At best Fiji, and to a lesser extent Uruguay, can play a spoiler role. Uruguay, or ‘Los Teros‘ as they are known, are ranked 19th in the world – and for good reason. They have never beaten Argentina in 46 outings, so it is most unlikely that they are going to set the world on fire in 2015. They have played Fiji twice in their history and have not beaten them either, so while they have done well to get to the World Cup, their chances of getting any further are 1000 to 1.
Pool B sees Samoa, Japan, Scotland and the USA fighting it out for second spot. Samoa is ranked ninth, Scotland is ranked 11, Japan 13 and USA 16th.
Samoa are the most likely to take second spot, and are probably the only side seriously capable of challenging South Africa for top of the pool. Samoa’s chances of some success have increased as a result of their players playing professionally in Europe and this is evident in the quality of their play. Unlike Tonga and Fiji, Samoa have got their act together, and without doubt are the most formidable of the Pacific Island teams.
Scotland will be technically sound, but may lack the firepower needed across the park to progress.
Pool C will be a walk in the park for New Zealand. Argentina should go through, but could be challenged by Tonga if the Tongans get properly organised. Georgia and Namibia have no chance.
Pool D should be relatively straightforward, with Ireland a shoe-in for the top spot. Italy, Canada and Romania will be trying to disrupt France’s chances of coming in at Number 2. Unlikely but possible.
So, the quarter final teams could well be:
2. England or Wales
3. South Africa
5. New Zealand
If that’s the case, the likely quarter final contestants are:
QF 1 – South Africa vs England
QF 2 – New Zealand vs France
QF 3 – Ireland vs Argentina
QF 4 – Australia vs Samoa
Semi-finals will see the following games:
SF 1 – Winner QF1 v Winner QF2
SF 2 – Winner QF3 v Winner QF4
Chances are South Africa will be playing New Zealand, although the latter always seems to struggle against France, who saves their best performances for the men in black.

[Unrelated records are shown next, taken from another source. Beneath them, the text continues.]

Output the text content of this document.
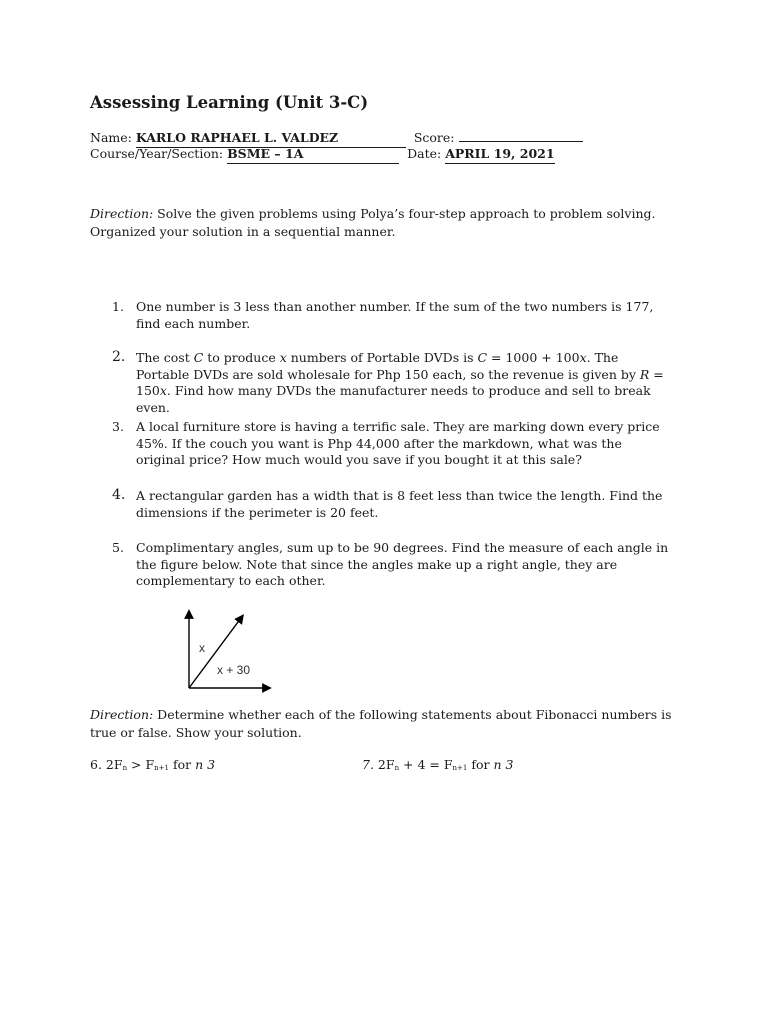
Assessing Learning (Unit 3-C)
Name: KARLO RAPHAEL L. VALDEZ	Score:
Course/Year/Section: BSME – 1A	Date: APRIL 19, 2021

Direction: Solve the given problems using Polya’s four-step approach to problem solving. Organized your solution in a sequential manner.

1. One number is 3 less than another number. If the sum of the two numbers is 177, find each number.
2. The cost C to produce x numbers of Portable DVDs is C = 1000 + 100x. The Portable DVDs are sold wholesale for Php 150 each, so the revenue is given by R = 150x. Find how many DVDs the manufacturer needs to produce and sell to break even.
3. A local furniture store is having a terrific sale. They are marking down every price 45%. If the couch you want is Php 44,000 after the markdown, what was the original price? How much would you save if you bought it at this sale?
4. A rectangular garden has a width that is 8 feet less than twice the length. Find the dimensions if the perimeter is 20 feet.
5. Complimentary angles, sum up to be 90 degrees. Find the measure of each angle in the figure below. Note that since the angles make up a right angle, they are complementary to each other.
x
x + 30

Direction: Determine whether each of the following statements about Fibonacci numbers is true or false. Show your solution.

6. $2F_n > F_{n+1}$ for n 3	7. $2F_n + 4 = F_{n+1}$ for n 3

Nevertheless, New Zealand has a tremendous side with enormous depth once again, and will be the team to beat.
South Africa are coming into great form and provided they do not have a brain explosion and manage their bench a lot better than they did against the Wallabies in the last Test, they can topple England, who will be a tough nut to crack.

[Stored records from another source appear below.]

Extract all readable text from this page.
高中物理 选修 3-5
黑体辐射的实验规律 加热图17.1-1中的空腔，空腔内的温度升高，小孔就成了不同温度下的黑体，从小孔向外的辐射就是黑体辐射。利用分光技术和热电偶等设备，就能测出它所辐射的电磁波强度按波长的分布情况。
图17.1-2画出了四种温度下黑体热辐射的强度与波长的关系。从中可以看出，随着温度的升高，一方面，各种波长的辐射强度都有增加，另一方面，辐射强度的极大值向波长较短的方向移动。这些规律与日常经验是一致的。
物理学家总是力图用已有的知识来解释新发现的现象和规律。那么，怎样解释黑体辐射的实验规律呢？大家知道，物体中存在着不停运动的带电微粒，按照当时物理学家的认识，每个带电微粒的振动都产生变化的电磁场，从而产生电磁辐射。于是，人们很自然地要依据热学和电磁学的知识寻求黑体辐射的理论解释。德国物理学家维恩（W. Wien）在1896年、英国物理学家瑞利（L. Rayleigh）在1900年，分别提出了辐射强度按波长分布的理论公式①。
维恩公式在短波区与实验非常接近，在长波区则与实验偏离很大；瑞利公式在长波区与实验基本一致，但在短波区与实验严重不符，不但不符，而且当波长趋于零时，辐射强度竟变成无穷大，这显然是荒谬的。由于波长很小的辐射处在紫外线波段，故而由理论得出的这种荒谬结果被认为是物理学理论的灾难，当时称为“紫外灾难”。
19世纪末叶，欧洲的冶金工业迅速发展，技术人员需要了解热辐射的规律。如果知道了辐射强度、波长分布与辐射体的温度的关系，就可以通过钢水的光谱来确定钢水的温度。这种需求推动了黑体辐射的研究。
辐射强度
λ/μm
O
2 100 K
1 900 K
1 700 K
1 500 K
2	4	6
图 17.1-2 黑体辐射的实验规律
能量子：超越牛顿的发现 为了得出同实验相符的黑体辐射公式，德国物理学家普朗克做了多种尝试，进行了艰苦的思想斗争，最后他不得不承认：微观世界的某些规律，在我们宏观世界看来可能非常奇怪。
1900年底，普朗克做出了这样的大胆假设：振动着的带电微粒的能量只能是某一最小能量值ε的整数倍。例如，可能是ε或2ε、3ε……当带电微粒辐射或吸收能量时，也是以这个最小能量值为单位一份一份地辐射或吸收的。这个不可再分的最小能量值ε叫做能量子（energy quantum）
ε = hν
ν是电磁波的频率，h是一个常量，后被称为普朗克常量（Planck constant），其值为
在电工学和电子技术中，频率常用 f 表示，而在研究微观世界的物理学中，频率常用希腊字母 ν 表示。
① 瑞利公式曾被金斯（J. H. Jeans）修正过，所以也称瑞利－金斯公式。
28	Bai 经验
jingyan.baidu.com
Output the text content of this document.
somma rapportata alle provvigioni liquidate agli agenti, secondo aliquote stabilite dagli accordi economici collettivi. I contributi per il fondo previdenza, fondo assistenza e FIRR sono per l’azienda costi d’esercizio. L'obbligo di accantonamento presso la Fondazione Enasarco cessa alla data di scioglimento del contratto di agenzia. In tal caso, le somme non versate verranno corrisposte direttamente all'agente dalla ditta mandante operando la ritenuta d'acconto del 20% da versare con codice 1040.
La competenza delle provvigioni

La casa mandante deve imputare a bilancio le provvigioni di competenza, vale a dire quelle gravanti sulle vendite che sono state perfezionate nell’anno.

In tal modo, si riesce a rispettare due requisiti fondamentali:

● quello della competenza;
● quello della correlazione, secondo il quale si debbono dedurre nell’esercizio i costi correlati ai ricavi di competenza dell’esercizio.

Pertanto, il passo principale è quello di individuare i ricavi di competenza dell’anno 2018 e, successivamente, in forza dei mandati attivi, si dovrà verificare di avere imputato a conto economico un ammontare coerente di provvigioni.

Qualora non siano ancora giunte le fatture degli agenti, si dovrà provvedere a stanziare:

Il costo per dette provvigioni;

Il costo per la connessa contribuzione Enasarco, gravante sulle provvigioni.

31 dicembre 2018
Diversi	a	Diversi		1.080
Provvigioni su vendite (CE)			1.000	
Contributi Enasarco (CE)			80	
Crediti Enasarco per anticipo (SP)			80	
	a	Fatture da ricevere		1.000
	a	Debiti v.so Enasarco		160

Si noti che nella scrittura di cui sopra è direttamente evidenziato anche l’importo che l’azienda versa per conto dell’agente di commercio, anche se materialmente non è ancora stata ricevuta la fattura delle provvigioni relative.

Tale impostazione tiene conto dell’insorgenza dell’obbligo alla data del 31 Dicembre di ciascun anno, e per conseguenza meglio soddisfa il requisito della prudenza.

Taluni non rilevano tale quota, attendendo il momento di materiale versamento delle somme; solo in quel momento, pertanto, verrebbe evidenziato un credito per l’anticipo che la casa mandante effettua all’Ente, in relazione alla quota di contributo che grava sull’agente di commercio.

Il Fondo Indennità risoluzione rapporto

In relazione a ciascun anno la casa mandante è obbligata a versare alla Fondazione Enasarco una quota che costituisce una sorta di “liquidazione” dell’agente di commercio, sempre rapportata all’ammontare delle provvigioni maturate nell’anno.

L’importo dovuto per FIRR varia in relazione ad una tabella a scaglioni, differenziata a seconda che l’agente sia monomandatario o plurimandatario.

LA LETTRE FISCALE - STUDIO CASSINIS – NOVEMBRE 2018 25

Ireland should play Australia, although Samoa is not to be underestimated. Argentina have a snowflake’s chance in hell of advancing any further than the quarter-finals, assuming they get that far. My only suggestion is that they pray for a miracle – they are going to need it.
Ireland on the other hand are the real dark horses. They are traditionally very tough for Wallaby teams to beat, as many past international players will attest. The current Irish squad is a very good one, and they did not become the Six Nations champions for the last two years by accident.
While it is anyone’s guess, I would not be surprised to see a New Zealand vs Australia final at the 2015 Rugby World Cup, although that is not to say the Wallabies do not have their own Achilles heel. They need to improve their general kicking game considerably, and ensure that the first person on the plane is their best goal kicker, followed by their next best goal-kicker.